Localidades como Cuajinicuilapa, San Nicolás y El Ciruelo son reconocidas por mantener vivas las tradiciones afrodescendientes. En estas comunidades, las celebraciones patronales, los bailes y los cantos transmiten la historia de resistencia y orgullo de generaciones enteras. La vida cotidiana refleja la fuerza de una cultura que se ha mantenido al margen del turismo masivo, pero que poco a poco recibe el reconocimiento que merece.
La música es una de las manifestaciones más representativas del legado afro en Guerrero. Sus ritmos contagiosos y letras llenas de historia acompañan las celebraciones locales durante todo el año.
El son de artesa, interpretado sobre una tarima de madera tallada en forma de animal, combina zapateados y versos improvisados que narran historias del pueblo. Por su parte, la danza de los diablos es una de las expresiones más emblemáticas del Día de Muertos en la Costa Chica. Con máscaras artesanales y trajes coloridos, los danzantes representan a los espíritus que regresan a convivir con los vivos, en una tradición que fusiona raíces africanas y creencias locales.

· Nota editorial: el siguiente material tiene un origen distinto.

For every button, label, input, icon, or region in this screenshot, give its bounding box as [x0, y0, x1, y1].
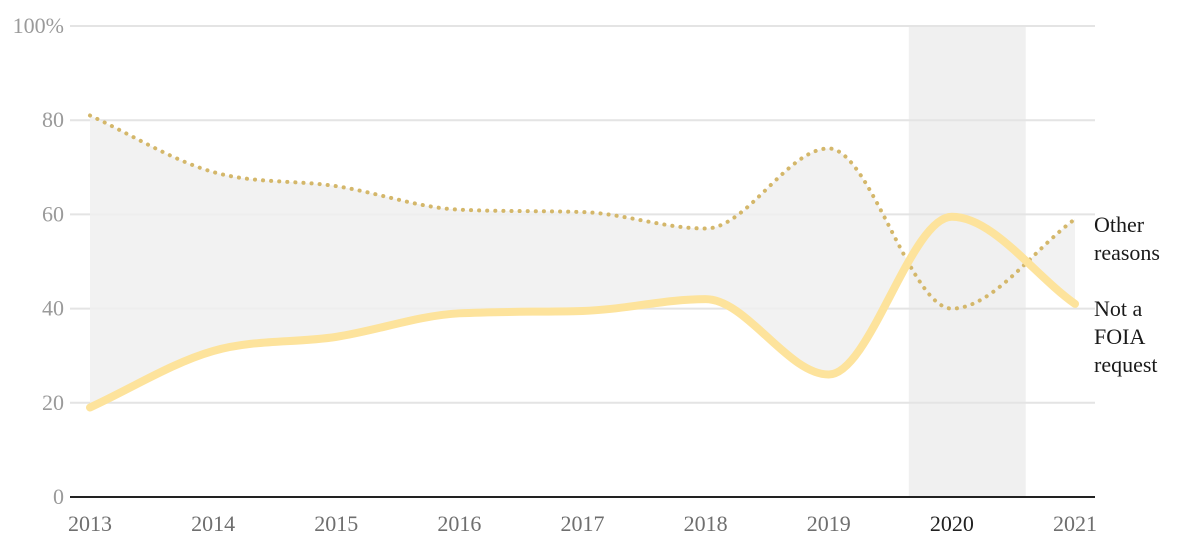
series-label-other-reasons: Other reasons	[1094, 212, 1160, 265]
series-label-not-a-foia-request: Not a FOIA request	[1094, 296, 1158, 377]
y-tick-label-40: 40	[42, 296, 64, 321]
x-tick-label-2018: 2018	[684, 511, 728, 536]
y-tick-labels: 0 20 40 60 80 100%	[13, 13, 64, 509]
series-labels: Other reasons Not a FOIA request	[1094, 212, 1160, 377]
y-tick-label-60: 60	[42, 201, 64, 226]
y-tick-label-80: 80	[42, 107, 64, 132]
x-tick-label-2017: 2017	[561, 511, 605, 536]
x-tick-labels: 2013 2014 2015 2016 2017 2018 2019 2020 2021	[68, 511, 1097, 536]
x-tick-label-2016: 2016	[437, 511, 481, 536]
y-tick-label-20: 20	[42, 390, 64, 415]
x-tick-label-2020: 2020	[930, 511, 974, 536]
series-layer	[86, 113, 1079, 412]
y-tick-label-100: 100%	[13, 13, 64, 38]
y-tick-label-0: 0	[53, 484, 64, 509]
x-tick-label-2013: 2013	[68, 511, 112, 536]
x-tick-label-2021: 2021	[1053, 511, 1097, 536]
x-tick-label-2019: 2019	[807, 511, 851, 536]
series-line-other-reasons	[88, 113, 1077, 311]
series-line-not-a-foia-request	[86, 212, 1079, 412]
x-tick-label-2014: 2014	[191, 511, 235, 536]
x-tick-label-2015: 2015	[314, 511, 358, 536]
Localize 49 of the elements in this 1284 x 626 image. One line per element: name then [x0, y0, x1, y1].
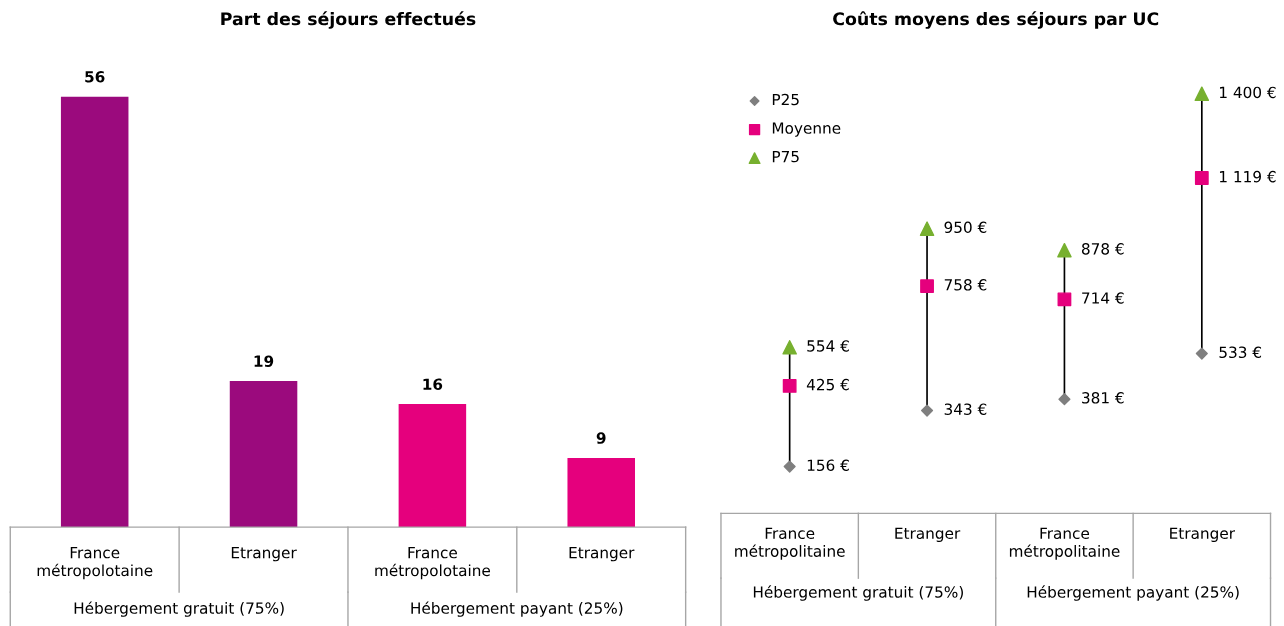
data-label: 56: [85, 71, 105, 83]
point: [782, 379, 797, 393]
data-label: 16: [423, 378, 443, 391]
data-label: 1 400 €: [1219, 86, 1276, 99]
data-label: 950 €: [944, 221, 987, 234]
legend-label: P75: [772, 151, 799, 163]
data-label: 425 €: [806, 378, 849, 391]
point: [1057, 242, 1072, 258]
point: [1057, 292, 1072, 307]
x-tick-label: France métropolitaine: [1009, 527, 1120, 560]
data-label: 533 €: [1219, 346, 1262, 359]
point: [783, 460, 796, 473]
point: [1195, 347, 1208, 360]
chart-title: Coûts moyens des séjours par UC: [833, 11, 1159, 29]
data-label: 714 €: [1082, 292, 1124, 304]
point: [782, 340, 797, 355]
point: [920, 279, 934, 294]
point: [919, 221, 935, 236]
legend-label: Moyenne: [772, 122, 841, 137]
text: Hébergement payant (25%): [1027, 585, 1239, 601]
data-label: 554 €: [807, 340, 849, 352]
bar: [398, 404, 467, 528]
data-label: 381 €: [1082, 392, 1124, 404]
point: [1194, 171, 1209, 185]
data-label: 878 €: [1081, 243, 1124, 255]
x-tick-label: France métropolotaine: [37, 547, 153, 580]
legend-label: P25: [772, 93, 799, 106]
point: [1194, 86, 1210, 102]
data-label: 758 €: [944, 279, 987, 291]
chart-title: Part des séjours effectués: [221, 11, 476, 29]
x-tick-label: Etranger: [1170, 527, 1235, 542]
x-tick-label: Etranger: [569, 547, 635, 562]
text: Hébergement gratuit (75%): [74, 601, 284, 617]
x-tick-label: France métropolitaine: [735, 527, 845, 560]
x-tick-label: France métropolotaine: [375, 547, 491, 580]
point: [920, 404, 934, 417]
point: [1058, 393, 1071, 406]
x-tick-label: Etranger: [231, 547, 297, 562]
bar: [60, 96, 129, 528]
text: Hébergement payant (25%): [411, 601, 623, 617]
x-tick-label: Etranger: [895, 527, 961, 542]
bar: [567, 457, 635, 528]
data-label: 1 119 €: [1219, 170, 1276, 183]
data-label: 19: [254, 355, 274, 367]
data-label: 343 €: [944, 403, 987, 415]
bar: [229, 381, 298, 528]
text: Hébergement gratuit (75%): [753, 585, 963, 601]
data-label: 9: [596, 432, 606, 444]
data-label: 156 €: [807, 459, 849, 471]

La gastronomía de la Costa Chica combina ingredientes locales con técnicas de origen africano, dando lugar a platillos intensos y auténticos. Cada receta es testimonio de una historia colectiva transmitida de generación en generación.
El fiambre costeño, preparado con carne adobada, plátano macho y especias, es un clásico en las festividades comunitarias. También destacan el chilate, bebida refrescante hecha con cacao, arroz y canela, y los tamales de frijol cubiertos con hoja de plátano. Estos sabores, presentes en los mercados locales, conectan directamente con la esencia de los pueblos afrodescendientes que enriquecen la cultura gastronómica de Guerrero.
Además de la música y la comida, las manifestaciones artísticas afrodescendientes se expresan en la pintura, la poesía y la danza. Festivales regionales celebran esta identidad con orgullo y ofrecen espacios para la difusión cultural.
Cada año, este festival reúne a artistas, investigadores y comunidades para celebrar el patrimonio afrodescendiente. A través de presentaciones musicales, talleres y exposiciones, se fomenta la visibilidad y valoración de una cultura que forma parte esencial del mosaico guerrerense.
La herencia afrodescendiente de la Costa Chica es un pilar fundamental en la identidad cultural de Guerrero. Para quienes visitan Zihuatanejo y sus alrededores, conocer estas expresiones vivas significa adentrarse en una historia de resistencia, creatividad y orgullo comunitario. La música, la gastronomía y las tradiciones afroguerrerenses no solo enriquecen el paisaje cultural del estado, sino que también ofrecen una mirada profunda hacia la diversidad que define a México.